FN Meka was launched by the virtual record label Factory New in 2019, with Anthony Martini and Brandon Le credited as his co-creators. Neither of these men are Black, and while Martini clarified to the New York Times that FN Meka is voiced by an anonymous Black performer, the character faced criticism for using the N-word. FN Meka’s detractors also called out a controversial Instagram post where the character is “arrested” and beaten by police.
One of the chief criticisms aimed at FN Meka is that he acts as a potential replacement for real human artists; a Black mannequin whose entire persona and output can be controlled and monetized by record labels. And while Martini emphasized that FN Meka was voiced by a Black rapper, this vocalist doesn’t seem to have input on the lyrics he performs.
In an interview last year, Martini said FN Meka’s lyrics were generated by a “proprietary AI” that “analyzes certain popular songs of a specified genre and generates recommendations for the various elements of song construction.” He added that they were developing a way to create computer-generated vocals. So the goal was for FN Meka to move forward without the need for a voice actor—and the character’s lyrics (which include racial slurs) were created by scraping the legacy of real Black artists.
In a statement to the Times, Capitol said, “We offer our deepest apologies to the Black community for our insensitivity in signing this project without asking enough questions about equity and the creative process behind it.”
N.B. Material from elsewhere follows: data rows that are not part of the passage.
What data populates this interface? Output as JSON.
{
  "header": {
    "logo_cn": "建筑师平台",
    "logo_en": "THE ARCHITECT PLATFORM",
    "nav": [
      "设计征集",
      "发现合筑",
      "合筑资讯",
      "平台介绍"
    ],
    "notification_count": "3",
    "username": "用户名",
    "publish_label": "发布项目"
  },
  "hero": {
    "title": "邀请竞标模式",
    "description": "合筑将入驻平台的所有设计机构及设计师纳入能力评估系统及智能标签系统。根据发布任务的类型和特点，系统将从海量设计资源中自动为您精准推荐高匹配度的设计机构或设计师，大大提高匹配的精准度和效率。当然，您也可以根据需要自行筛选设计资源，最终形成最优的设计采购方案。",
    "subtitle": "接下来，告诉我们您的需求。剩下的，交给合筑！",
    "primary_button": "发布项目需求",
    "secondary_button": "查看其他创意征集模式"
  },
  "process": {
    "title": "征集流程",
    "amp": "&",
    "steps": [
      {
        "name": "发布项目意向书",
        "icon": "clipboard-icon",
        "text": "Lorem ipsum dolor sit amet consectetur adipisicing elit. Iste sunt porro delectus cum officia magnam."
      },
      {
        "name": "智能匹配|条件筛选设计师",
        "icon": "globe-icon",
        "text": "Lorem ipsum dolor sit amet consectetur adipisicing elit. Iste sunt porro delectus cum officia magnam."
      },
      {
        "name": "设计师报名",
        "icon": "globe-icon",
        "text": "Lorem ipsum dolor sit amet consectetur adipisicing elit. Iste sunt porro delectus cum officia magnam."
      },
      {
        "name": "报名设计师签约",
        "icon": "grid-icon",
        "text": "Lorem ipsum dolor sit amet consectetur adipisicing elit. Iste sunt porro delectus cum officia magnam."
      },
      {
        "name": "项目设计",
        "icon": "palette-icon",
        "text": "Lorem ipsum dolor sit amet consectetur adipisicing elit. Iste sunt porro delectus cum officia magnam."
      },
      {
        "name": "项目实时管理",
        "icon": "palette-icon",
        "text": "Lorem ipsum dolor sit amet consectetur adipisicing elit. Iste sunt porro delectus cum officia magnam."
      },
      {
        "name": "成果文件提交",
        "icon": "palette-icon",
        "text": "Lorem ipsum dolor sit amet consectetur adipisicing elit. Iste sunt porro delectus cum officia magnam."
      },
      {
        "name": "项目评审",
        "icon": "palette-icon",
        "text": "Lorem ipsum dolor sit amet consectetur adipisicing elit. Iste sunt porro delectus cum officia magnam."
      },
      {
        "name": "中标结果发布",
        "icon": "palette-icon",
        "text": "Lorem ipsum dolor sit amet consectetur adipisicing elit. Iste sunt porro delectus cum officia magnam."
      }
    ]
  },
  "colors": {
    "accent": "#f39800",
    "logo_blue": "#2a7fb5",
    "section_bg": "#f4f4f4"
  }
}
The company also thanked “those who have reached out” with criticism about FN Meka, likely referring to the activist organization Industry Blackout. This anti-racist group posted an open letter describing FN Meka as “an amalgamation of gross stereotypes” and “a careless abomination and disrespectful to real people who face real consequences in real life,” demanding that Capitol make a public apology and that FN Meka’s creator delete all of his social media accounts. (At present, his Instagram is private-locked but his TikTok is still active.)
How Much would you Buy this ? 🙃♬ original sound – FNMeka
Anthony Martini struck back against these accusations, saying that FN Meka had a diverse creative team, and that it was “literally no different from managing a human artist.” However this explanation is pretty hard to swallow. Meka was created with a specific persona: A young Black guy who combined gamer vibes with a caricature of gangsta rap.
His TikTok account, which boasts 10.3 million followers, is a 50/50 split between product placement (NFTs, Starbucks, PlayStation) and augmented reality skits where he destroys stuff and shows off his CGI cars. Reactions have been mixed, with some users mostly baffled by the act and commenting things like “Imagine making a AI to sound like all the rap artists that’s dead. like they took the talent and put in a robot.” But others called out the implicit discrimination, observing: “Y’all rappers should be highly offended… like this what they think of y’all.”
It’s very obvious that FN Meka was created to make money, and the accusations of digital blackface were entirely predictable. The most surprising element of this situation is that Capital Music Group didn’t see this scandal coming in advance.